At a press conference today, Health Minister George Smitherman unveiled figures showing that 86 per cent of nursing graduates who joined the program remained employed in full-time work after the initial seven-month work placement.
"RNAO is very impressed with these results, and pleased the McGuinty government recognizes the success of this made-in-Ontario solution. We’re also pleased that the government is extending the program by one year. But we urge them to commit to multi-year funding so this program can continue to help keep future nursing graduates in the province," says Mary Ferguson-Pare,
President of RNAO.
The initiative, which guarantees every nursing graduate who joins the program full-time employment for seven-and-a-half months, is something RNAO has advocated for since 2003. “We are thrilled with the results,” says Ferguson-Pare, adding that the continuation of this program is wonderful news for nursing graduates who are beginning their careers.
“We are very concerned about the nursing shortage and the best way to keep tomorrow’s nurses in Ontario is to give them the opportunity to work full-time,” says Ferguson-Pare.

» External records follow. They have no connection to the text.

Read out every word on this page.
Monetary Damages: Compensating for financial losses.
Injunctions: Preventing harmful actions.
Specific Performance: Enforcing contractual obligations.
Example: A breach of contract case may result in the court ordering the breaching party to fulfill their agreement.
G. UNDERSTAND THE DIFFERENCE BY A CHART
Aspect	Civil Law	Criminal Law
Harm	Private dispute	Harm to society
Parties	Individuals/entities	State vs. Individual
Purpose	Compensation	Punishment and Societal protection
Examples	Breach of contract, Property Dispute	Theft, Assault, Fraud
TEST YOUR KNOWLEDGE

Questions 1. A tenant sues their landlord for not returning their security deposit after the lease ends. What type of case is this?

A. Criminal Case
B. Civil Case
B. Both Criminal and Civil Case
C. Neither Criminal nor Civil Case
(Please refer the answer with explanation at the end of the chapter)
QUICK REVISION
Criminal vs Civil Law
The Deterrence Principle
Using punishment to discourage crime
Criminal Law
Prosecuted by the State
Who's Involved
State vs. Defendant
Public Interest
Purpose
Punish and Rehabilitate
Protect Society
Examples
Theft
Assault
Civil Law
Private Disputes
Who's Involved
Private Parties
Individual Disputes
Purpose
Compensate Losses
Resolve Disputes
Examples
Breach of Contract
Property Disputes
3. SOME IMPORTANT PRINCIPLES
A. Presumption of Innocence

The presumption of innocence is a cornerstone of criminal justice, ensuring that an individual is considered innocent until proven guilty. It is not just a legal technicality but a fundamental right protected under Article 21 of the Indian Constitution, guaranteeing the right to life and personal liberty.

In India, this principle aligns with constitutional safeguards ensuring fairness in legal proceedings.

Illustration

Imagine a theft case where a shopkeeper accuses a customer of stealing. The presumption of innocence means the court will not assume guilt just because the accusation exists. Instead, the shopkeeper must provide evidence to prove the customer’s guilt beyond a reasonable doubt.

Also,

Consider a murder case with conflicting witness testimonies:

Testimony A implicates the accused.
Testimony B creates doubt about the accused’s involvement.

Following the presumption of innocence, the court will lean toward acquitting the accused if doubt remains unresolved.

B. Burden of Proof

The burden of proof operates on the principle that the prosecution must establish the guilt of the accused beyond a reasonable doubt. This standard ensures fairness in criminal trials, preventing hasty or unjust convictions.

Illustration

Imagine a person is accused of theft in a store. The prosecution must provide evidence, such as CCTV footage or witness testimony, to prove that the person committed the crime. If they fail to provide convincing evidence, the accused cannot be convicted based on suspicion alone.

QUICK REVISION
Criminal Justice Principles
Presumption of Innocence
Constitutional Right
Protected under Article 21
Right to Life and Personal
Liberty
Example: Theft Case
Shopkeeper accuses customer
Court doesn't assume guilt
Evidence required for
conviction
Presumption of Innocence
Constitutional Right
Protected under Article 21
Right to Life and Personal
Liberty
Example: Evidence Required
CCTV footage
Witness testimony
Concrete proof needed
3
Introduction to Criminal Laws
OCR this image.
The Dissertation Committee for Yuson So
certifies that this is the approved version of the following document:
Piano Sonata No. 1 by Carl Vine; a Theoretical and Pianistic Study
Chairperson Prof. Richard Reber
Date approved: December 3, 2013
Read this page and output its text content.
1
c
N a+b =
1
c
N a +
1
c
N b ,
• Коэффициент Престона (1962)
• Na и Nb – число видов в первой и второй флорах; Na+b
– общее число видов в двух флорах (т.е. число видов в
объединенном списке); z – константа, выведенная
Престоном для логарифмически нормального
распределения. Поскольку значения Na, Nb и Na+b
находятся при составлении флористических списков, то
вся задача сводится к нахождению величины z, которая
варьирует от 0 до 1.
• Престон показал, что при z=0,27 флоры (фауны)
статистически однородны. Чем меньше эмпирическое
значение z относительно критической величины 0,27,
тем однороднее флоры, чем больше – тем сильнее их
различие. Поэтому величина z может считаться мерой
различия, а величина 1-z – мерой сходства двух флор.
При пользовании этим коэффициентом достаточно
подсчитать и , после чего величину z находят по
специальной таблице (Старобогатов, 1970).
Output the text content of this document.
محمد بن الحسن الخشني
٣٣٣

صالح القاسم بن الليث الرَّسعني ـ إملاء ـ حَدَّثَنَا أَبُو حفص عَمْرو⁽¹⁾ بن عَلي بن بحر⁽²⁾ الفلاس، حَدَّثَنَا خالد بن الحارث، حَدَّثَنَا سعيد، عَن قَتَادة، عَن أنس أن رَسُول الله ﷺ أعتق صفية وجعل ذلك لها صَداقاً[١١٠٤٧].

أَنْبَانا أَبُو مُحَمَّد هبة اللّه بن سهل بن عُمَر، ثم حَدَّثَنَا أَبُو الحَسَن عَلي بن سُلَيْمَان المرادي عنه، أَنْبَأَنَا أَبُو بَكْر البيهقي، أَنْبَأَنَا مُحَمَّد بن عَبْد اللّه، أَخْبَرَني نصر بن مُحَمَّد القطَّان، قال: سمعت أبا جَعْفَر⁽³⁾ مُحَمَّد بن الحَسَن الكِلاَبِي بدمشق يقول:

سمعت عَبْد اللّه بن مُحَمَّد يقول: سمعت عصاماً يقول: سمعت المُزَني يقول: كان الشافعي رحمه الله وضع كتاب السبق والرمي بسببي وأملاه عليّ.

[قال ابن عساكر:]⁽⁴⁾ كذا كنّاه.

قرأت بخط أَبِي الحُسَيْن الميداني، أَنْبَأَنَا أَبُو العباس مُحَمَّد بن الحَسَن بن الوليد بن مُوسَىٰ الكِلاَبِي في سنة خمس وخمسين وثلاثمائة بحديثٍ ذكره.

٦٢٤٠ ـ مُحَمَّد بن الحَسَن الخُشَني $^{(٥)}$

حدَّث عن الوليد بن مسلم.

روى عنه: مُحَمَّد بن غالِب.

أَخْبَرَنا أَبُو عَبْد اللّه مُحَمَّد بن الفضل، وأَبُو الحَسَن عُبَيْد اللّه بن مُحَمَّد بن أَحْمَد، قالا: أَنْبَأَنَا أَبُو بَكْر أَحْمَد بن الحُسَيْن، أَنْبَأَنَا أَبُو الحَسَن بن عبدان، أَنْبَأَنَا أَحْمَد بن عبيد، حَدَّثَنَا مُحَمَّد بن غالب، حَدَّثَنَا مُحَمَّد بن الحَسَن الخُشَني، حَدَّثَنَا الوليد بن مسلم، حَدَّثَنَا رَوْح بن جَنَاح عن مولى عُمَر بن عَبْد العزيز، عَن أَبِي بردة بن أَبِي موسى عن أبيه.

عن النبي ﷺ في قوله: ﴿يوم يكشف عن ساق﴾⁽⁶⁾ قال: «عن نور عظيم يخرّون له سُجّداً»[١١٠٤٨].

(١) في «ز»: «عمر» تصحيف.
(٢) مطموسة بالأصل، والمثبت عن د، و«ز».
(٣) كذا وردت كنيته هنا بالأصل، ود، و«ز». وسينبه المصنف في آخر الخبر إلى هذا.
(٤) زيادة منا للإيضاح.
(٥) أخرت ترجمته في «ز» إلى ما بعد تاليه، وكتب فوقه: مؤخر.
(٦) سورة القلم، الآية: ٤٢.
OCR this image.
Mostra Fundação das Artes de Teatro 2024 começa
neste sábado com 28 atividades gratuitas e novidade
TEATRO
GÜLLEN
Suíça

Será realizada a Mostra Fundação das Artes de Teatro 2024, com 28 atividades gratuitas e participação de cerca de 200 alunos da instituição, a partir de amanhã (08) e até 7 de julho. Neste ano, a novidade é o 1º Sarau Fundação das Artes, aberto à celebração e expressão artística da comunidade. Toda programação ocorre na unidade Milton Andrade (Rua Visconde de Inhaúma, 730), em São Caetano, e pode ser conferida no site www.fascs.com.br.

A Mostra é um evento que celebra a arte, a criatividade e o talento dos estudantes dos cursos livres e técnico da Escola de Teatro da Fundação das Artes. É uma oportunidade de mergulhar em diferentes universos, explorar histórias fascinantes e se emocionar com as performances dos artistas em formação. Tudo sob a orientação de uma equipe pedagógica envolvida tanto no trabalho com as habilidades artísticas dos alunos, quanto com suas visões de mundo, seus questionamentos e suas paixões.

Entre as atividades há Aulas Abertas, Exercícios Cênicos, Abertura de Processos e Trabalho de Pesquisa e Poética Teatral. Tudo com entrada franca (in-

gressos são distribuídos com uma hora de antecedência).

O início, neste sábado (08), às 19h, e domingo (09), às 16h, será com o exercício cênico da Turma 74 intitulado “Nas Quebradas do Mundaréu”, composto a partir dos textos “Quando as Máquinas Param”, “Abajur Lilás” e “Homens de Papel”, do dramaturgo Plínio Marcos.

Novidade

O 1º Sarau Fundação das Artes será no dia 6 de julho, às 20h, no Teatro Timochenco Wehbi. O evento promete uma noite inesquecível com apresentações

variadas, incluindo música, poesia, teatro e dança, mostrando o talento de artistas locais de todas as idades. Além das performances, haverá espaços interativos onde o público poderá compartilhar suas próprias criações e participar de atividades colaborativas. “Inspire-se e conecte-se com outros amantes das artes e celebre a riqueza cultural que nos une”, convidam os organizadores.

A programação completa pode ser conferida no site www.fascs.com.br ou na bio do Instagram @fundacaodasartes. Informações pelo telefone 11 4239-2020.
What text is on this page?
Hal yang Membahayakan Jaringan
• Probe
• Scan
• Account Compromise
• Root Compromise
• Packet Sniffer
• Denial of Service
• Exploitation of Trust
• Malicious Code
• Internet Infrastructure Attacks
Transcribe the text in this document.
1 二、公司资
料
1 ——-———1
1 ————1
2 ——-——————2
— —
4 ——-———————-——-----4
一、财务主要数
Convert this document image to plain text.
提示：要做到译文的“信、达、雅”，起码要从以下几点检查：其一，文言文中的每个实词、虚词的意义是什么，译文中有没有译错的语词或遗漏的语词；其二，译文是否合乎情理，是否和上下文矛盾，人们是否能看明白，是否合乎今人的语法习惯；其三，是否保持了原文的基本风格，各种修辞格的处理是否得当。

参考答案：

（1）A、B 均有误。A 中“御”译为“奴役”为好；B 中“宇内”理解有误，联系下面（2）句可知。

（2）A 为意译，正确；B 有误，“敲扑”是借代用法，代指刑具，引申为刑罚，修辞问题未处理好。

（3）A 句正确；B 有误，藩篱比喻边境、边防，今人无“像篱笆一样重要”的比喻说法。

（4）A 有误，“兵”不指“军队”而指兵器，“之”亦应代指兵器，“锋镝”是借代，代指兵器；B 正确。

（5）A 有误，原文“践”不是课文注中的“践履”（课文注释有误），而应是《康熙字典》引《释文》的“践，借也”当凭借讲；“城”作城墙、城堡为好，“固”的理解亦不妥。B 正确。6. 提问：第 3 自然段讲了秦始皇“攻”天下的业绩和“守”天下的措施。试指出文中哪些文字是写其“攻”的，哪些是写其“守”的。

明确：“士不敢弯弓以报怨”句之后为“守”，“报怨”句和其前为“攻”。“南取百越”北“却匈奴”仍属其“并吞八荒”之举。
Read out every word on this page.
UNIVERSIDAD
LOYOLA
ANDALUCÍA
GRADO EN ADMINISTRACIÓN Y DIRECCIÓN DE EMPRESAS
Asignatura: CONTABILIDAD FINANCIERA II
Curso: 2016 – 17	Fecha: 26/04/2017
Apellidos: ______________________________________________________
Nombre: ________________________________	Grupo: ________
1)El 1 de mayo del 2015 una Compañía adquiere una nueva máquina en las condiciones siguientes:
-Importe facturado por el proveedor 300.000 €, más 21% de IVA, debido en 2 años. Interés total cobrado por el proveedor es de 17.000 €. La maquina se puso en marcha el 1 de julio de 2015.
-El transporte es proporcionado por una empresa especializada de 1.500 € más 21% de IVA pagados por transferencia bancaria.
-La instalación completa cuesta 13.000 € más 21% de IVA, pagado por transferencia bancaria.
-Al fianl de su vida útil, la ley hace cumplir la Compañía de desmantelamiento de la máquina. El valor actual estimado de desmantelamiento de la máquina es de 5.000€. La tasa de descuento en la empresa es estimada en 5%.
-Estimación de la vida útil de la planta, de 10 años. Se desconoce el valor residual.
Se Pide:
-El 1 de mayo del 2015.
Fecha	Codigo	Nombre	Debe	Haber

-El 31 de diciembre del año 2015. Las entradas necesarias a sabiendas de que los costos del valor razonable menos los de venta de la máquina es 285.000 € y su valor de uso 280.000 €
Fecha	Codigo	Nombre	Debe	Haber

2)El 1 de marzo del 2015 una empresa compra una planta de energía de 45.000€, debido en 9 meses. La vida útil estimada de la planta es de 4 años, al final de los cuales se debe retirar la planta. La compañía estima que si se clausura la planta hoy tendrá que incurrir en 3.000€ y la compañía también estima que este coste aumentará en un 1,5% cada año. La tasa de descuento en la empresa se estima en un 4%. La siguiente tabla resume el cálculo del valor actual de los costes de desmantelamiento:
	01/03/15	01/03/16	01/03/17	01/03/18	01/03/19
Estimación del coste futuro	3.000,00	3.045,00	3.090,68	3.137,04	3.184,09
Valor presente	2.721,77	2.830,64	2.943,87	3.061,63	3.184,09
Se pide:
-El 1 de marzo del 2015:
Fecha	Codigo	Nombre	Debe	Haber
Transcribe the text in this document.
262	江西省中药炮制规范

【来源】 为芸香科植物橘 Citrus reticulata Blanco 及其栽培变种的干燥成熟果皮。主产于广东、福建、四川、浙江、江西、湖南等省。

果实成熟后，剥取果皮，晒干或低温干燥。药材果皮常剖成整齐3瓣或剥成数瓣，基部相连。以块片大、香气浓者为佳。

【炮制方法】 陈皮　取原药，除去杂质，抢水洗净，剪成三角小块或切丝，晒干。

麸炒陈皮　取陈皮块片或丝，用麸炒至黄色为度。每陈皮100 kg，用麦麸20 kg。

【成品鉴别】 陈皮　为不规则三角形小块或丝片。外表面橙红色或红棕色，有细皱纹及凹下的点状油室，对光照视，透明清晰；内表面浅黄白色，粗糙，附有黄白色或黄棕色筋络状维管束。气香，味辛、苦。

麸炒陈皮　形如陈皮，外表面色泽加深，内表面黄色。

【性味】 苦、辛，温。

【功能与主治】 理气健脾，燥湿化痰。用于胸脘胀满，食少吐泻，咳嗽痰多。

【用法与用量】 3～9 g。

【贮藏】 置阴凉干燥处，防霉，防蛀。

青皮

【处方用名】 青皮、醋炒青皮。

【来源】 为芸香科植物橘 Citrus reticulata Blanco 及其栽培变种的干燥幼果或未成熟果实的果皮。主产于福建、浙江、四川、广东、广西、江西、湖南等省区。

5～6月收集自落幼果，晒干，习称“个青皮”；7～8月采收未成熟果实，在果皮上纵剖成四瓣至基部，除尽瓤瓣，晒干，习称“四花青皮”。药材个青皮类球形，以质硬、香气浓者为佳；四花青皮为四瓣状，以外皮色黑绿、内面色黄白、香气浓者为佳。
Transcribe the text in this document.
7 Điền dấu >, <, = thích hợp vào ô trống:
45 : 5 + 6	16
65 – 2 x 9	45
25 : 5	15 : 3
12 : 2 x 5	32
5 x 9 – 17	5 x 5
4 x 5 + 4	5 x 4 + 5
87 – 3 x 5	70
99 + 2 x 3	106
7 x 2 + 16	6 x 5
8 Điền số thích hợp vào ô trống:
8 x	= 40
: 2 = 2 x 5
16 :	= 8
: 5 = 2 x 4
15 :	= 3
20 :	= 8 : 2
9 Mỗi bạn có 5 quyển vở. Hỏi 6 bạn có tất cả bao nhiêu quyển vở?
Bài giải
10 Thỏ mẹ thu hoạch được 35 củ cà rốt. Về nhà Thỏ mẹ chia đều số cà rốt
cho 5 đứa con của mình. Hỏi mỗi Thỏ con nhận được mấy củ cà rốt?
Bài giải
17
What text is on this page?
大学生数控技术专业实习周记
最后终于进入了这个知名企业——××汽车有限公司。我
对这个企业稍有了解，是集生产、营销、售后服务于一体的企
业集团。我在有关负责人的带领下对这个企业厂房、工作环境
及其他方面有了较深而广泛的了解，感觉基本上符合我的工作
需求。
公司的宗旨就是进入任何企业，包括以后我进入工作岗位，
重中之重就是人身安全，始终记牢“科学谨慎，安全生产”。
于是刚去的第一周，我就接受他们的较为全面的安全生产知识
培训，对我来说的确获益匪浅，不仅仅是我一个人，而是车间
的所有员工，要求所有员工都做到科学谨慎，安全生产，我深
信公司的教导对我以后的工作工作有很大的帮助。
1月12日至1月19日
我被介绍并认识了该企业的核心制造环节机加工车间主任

RNAO’s Executive Director also applauded the continuation of the New Graduate Guarantee. “Today’s announcement is an important step toward solving the nursing shortage in the province. We congratulate government and employers and we urge them to ensure that any nurse who wants to work full-time is able to do so. We know the need is there, and it’s essential if we want nurses to have meaningful careers,” says Doris Grinspun.
“Providing new nurses with full-time employment is the best way to ensure that the people of Ontario receive the continuity of care they need and deserve, not just today, but down the road,” adds Grinspun.
The Registered Nurses’ Association of Ontario (RNAO) is the professional association representing registered nurses wherever they practise in Ontario.
Since 1925, RNAO has lobbied for healthy public policy, promoted excellence in nursing practice, increased nurses’ contribution to shaping the health-care system, and influenced decisions that affect nurses and the public they serve.